At this, the senate floor seemed more like a rustic country lodge where an old man sat in front of a fireplace talking to his family about growing up in the good old days; the days when men could be men. He had the floor now; no one would dare take it from him. He calmly explained, in detail the importance of what it means to be human. “Smoke don’t matter. Your comfort and my comfort maybe even don’t matter. What matters is freedom. To be human is to desire to be free.” He looked sternly in the eyes of the senator from California and said: “And the most nonsense of all is to say that pipe smoking is pointless. Hell, nothing is essential then. Wine is pointless. Your Diet Coke Madam Senator is pointless. We are pointless and this Senate is then pointless. Why heck, the whole dang world is pointless from that point of view.”

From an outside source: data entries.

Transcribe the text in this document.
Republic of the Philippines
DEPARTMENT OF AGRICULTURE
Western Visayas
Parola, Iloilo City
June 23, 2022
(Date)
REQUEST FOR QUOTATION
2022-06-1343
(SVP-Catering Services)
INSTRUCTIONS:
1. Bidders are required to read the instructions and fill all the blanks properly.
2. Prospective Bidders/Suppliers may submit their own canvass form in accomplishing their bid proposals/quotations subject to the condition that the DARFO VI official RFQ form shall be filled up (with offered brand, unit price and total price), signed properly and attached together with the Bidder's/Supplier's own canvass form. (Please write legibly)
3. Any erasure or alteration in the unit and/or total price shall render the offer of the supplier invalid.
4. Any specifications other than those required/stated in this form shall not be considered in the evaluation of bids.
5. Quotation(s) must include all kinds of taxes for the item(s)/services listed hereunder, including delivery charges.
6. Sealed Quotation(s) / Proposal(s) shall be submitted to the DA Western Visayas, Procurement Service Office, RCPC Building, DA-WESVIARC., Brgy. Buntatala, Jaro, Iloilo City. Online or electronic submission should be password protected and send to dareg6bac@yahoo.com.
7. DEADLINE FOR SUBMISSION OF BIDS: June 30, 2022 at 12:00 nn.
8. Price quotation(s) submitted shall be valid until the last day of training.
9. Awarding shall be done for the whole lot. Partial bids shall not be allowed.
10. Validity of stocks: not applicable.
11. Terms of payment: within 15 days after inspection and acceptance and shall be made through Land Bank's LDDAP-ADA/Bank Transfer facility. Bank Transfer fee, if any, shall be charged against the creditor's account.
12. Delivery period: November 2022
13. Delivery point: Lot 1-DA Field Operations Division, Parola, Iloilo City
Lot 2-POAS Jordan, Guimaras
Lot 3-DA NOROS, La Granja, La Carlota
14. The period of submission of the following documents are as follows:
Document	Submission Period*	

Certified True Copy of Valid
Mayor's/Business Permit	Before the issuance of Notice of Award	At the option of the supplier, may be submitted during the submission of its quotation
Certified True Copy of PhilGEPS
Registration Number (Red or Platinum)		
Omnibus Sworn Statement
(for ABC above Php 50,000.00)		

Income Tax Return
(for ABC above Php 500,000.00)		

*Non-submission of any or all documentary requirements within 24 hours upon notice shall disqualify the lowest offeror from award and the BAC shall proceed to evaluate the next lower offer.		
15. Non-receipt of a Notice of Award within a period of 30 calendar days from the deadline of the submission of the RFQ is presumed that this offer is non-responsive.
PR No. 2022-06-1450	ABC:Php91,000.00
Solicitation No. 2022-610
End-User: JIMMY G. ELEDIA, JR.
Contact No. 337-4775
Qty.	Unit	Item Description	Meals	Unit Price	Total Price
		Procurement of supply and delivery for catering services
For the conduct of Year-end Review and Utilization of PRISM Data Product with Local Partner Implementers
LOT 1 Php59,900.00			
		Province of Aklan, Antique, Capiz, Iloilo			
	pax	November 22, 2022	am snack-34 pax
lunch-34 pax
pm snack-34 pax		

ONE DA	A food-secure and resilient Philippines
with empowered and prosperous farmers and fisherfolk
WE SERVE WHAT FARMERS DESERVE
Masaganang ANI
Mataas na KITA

The entire senate looked in amazement at the passion on the senator’s face as he said: “It seems to me, that the point isn’t just to live and be ‘safe’ all the time like we always talk about. Maybe what is needed is a little more friendship; a little more time to relax; a little more smoke to calm the nerves and jazz up the conversation. His final remarks set many back on their heels. “Pipe smoking is good! Pipe smoking is not only good it’s sublime. It is good for me and it is good for our society. It shows that we embrace freedom, love quality, enjoy friendship, value time to think, and attempt to answer the bigger questions in life. In short, the only ethical choice for us is to send this bill back from where it came; the gates of hell.”
Well, we all know how the vote went. The next time you having some well earned camaraderie with your friends, and you attempt to light up your finely crafted smoking implement on the patio of your favorite bar and are asked––politely or not––to put it out for the sake of others, think of this story. Do we desire to be safe or to be free? Do we want to be a society that strives for value, quality, truth, and beauty or are we to always be content with being protected from ourselves? The desire to sit around a public table with friends and a pipe is not merely natural it’s primeval. As for me, I’m going to light my pipe and wait around to see who kicks me out first.
– Robert Farrar Capon was an Episcopal priest, theologian, and author. He was also a food critic for the New York Times. This piece is inspired by his article “The Case Against Heavy Cream: A Metaphysical Quibble,” which first appeared in October 5, 1983 edition of The New York Times.